Assange Says WikiLeaks Helping Snowden Get Asylum in Iceland
Wikileaks founder Julian Assange said Wednesday that his group has been in touch with Edward Snowden's legal team, the man who says he's behind the National Security Agency leaks.
"We are in touch with Mr. Snowden's legal team and have been, are involved, in the process of brokering his asylum in Iceland," Assange said on a conference call with reporters marking his one year since entering the Ecuadoran embassy in London seeking asylum.
Assange said he feels a "great deal of personal sympathy" with Snowden, but would not comment if he has spoken to Snowden directly or if they were in contact before Snowden leaked news to The Guardian and The Washington Post that detailed secret, far-reaching NSA Internet and phone surveillance programs.
"As a matter of policy, we do not discuss issues which may relate to sourcing," Assange told reporters.
Snowden is believed to be in Hong Kong but has said he wants to go to Iceland as a place of refuge.
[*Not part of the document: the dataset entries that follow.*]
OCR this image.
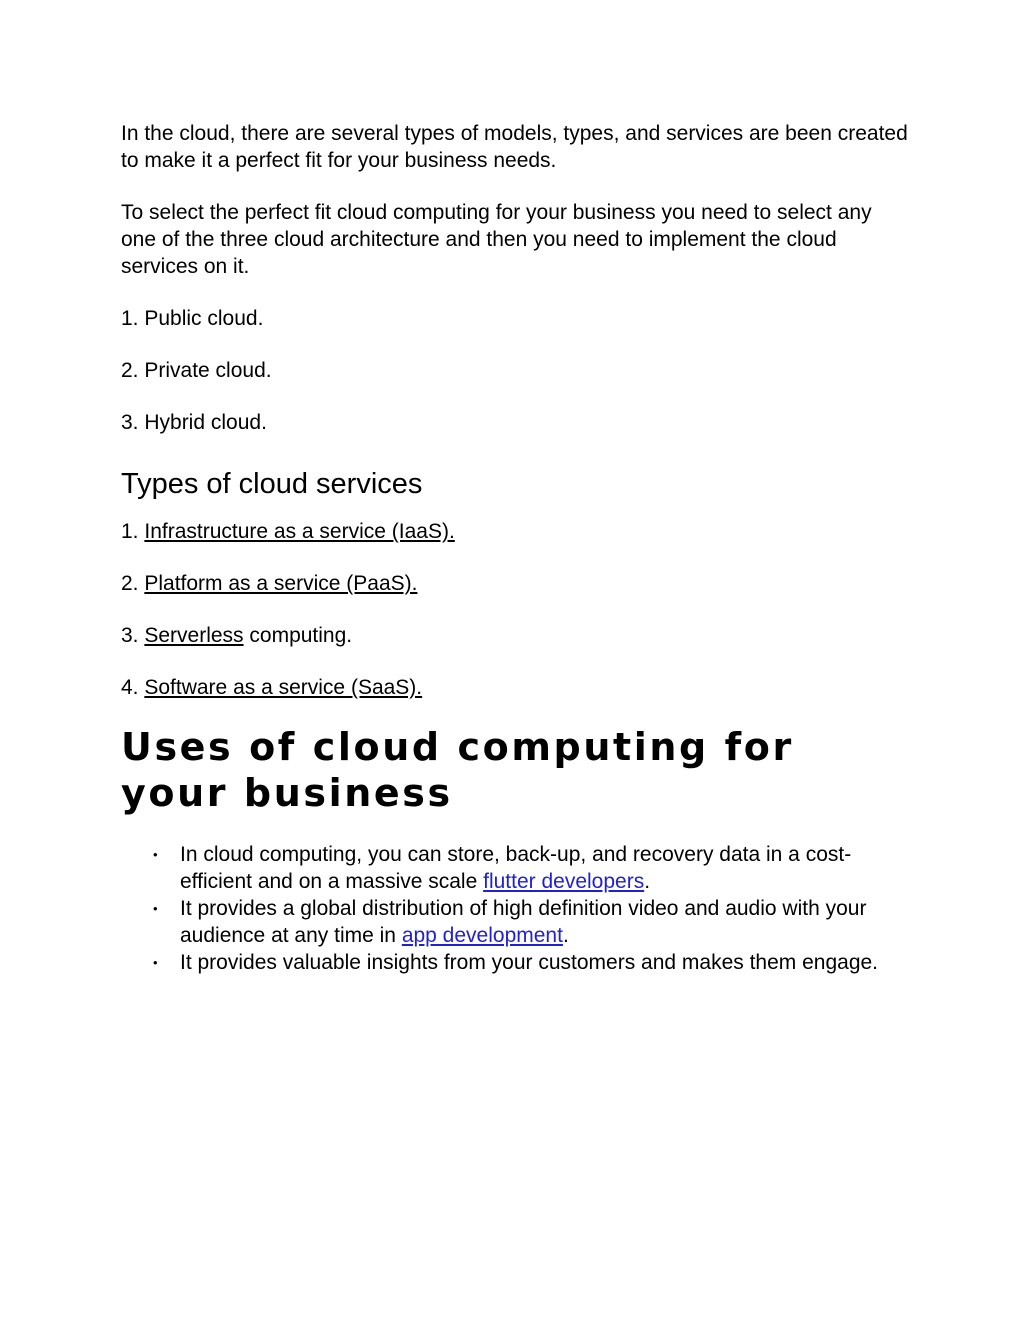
In the cloud, there are several types of models, types, and services are been created to make it a perfect fit for your business needs.

To select the perfect fit cloud computing for your business you need to select any one of the three cloud architecture and then you need to implement the cloud services on it.

1. Public cloud.

2. Private cloud.

3. Hybrid cloud.

Types of cloud services

1. Infrastructure as a service (IaaS).

2. Platform as a service (PaaS).

3. Serverless computing.

4. Software as a service (SaaS).

Uses of cloud computing for your business
• In cloud computing, you can store, back-up, and recovery data in a cost-efficient and on a massive scale flutter developers.
• It provides a global distribution of high definition video and audio with your audience at any time in app development.
• It provides valuable insights from your customers and makes them engage.
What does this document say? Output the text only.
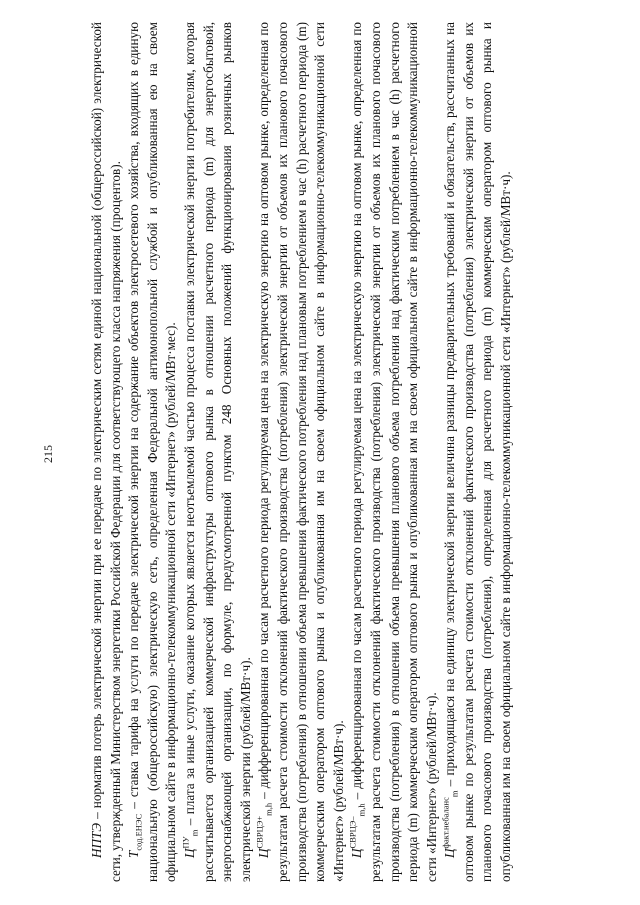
215

НПТЭ – норматив потерь электрической энергии при ее передаче по электрическим сетям единой национальной (общероссийской) электрической сети, утвержденный Министерством энергетики Российской Федерации для соответствующего класса напряжения (процентов). $Т_{сод.ЕНЭС}$ – ставка тарифа на услуги по передаче электрической энергии на содержание объектов электросетевого хозяйства, входящих в единую национальную (общероссийскую) электрическую сеть, определенная Федеральной антимонопольной службой и опубликованная ею на своем официальном сайте в информационно-телекоммуникационной сети «Интернет» (рублей/МВт·мес). $Ц^{ПУ}_m$ – плата за иные услуги, оказание которых является неотъемлемой частью процесса поставки электрической энергии потребителям, которая рассчитывается организацией коммерческой инфраструктуры оптового рынка в отношении расчетного периода (m) для энергосбытовой, энергоснабжающей организации, по формуле, предусмотренной пунктом 248 Основных положений функционирования розничных рынков электрической энергии (рублей/МВт·ч). $Ц^{СВРЦЭ+}_{m,h}$ – дифференцированная по часам расчетного периода регулируемая цена на электрическую энергию на оптовом рынке, определенная по результатам расчета стоимости отклонений фактического производства (потребления) электрической энергии от объемов их планового почасового производства (потребления) в отношении объема превышения фактического потребления над плановым потреблением в час (h) расчетного периода (m) коммерческим оператором оптового рынка и опубликованная им на своем официальном сайте в информационно-телекоммуникационной сети «Интернет» (рублей/МВт·ч). $Ц^{СВРЦЭ-}_{m,h}$ – дифференцированная по часам расчетного периода регулируемая цена на электрическую энергию на оптовом рынке, определенная по результатам расчета стоимости отклонений фактического производства (потребления) электрической энергии от объемов их планового почасового производства (потребления) в отношении объема превышения планового объема потребления над фактическим потреблением в час (h) расчетного периода (m) коммерческим оператором оптового рынка и опубликованная им на своем официальном сайте в информационно-телекоммуникационной сети «Интернет» (рублей/МВт·ч). $Ц^{факт.небаланс}_m$ – приходящаяся на единицу электрической энергии величина разницы предварительных требований и обязательств, рассчитанных на оптовом рынке по результатам расчета стоимости отклонений фактического производства (потребления) электрической энергии от объемов их планового почасового производства (потребления), определенная для расчетного периода (m) коммерческим оператором оптового рынка и опубликованная им на своем официальном сайте в информационно-телекоммуникационной сети «Интернет» (рублей/МВт·ч).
Assange was asked if he thought Snowden could travel to Iceland without being stopped by the U.S. government or the United States' allies and Assange answered, "All those issues are being looked at by the people involved."
He also called on President Obama to "do the right thing" and "immediately drop the immoral investigation against Wikileaks."
He noted that it could be the reporter who broke the NSA story, Glenn Greenwald, or filmmaker Laura Poitras who may be seeking asylum one year from now.
"The revelations of Edward Snowden this week lead us to ask the question … is the United States the type of country from which journalists must seek asylum for in relation to their work?" Assange asked.
Assange was joined on the call with prominent whistleblowers Daniel Ellsberg, who released the Pentagon Papers to The New York Times in 1971, and Thomas Drake, a former NSA official who faced felony charges over leaks to the Baltimore Sun that revealed alleged mismanaged programs at the NSA.
Ellsberg said the "idea" that information garnered from NSA surveillance "will not be abused" and not used for anything besides "catching terrorists is childish."
Ellsberg also criticized the Obama administration, noting that the Bush administration may have started the NSA surveillance efforts, but Obama continued the surveillance and, instead of dismantling it, solidified the effort.
"When [NSA surveillance] was finally exposed after four years of totally criminal unconstitutional behavior under George W. Bush, Obama's effort … was to legalize that process, not to end it or rein it in," Ellsberg said.
Ellsberg, Drake and Assange said the prosecution of Bradley Manning and the "attack" on the press has put a chill on national security reporting, but Ellsberg said Snowden's leaks could inspire other leakers to "take the chance."
"This is our last chance, I think, to keep our press and thus our democracy from becoming like China's or the Soviet Union," Ellsberg said.
Drake, who eventually pleaded guilty to a a single misdemeanor in 2011, was equally critical, saying, "We're all foreigners now."
"What we've seen over the last 12 years is going over to the dark side of secret rules, secret law, secret courts and secret evidence," Drake said.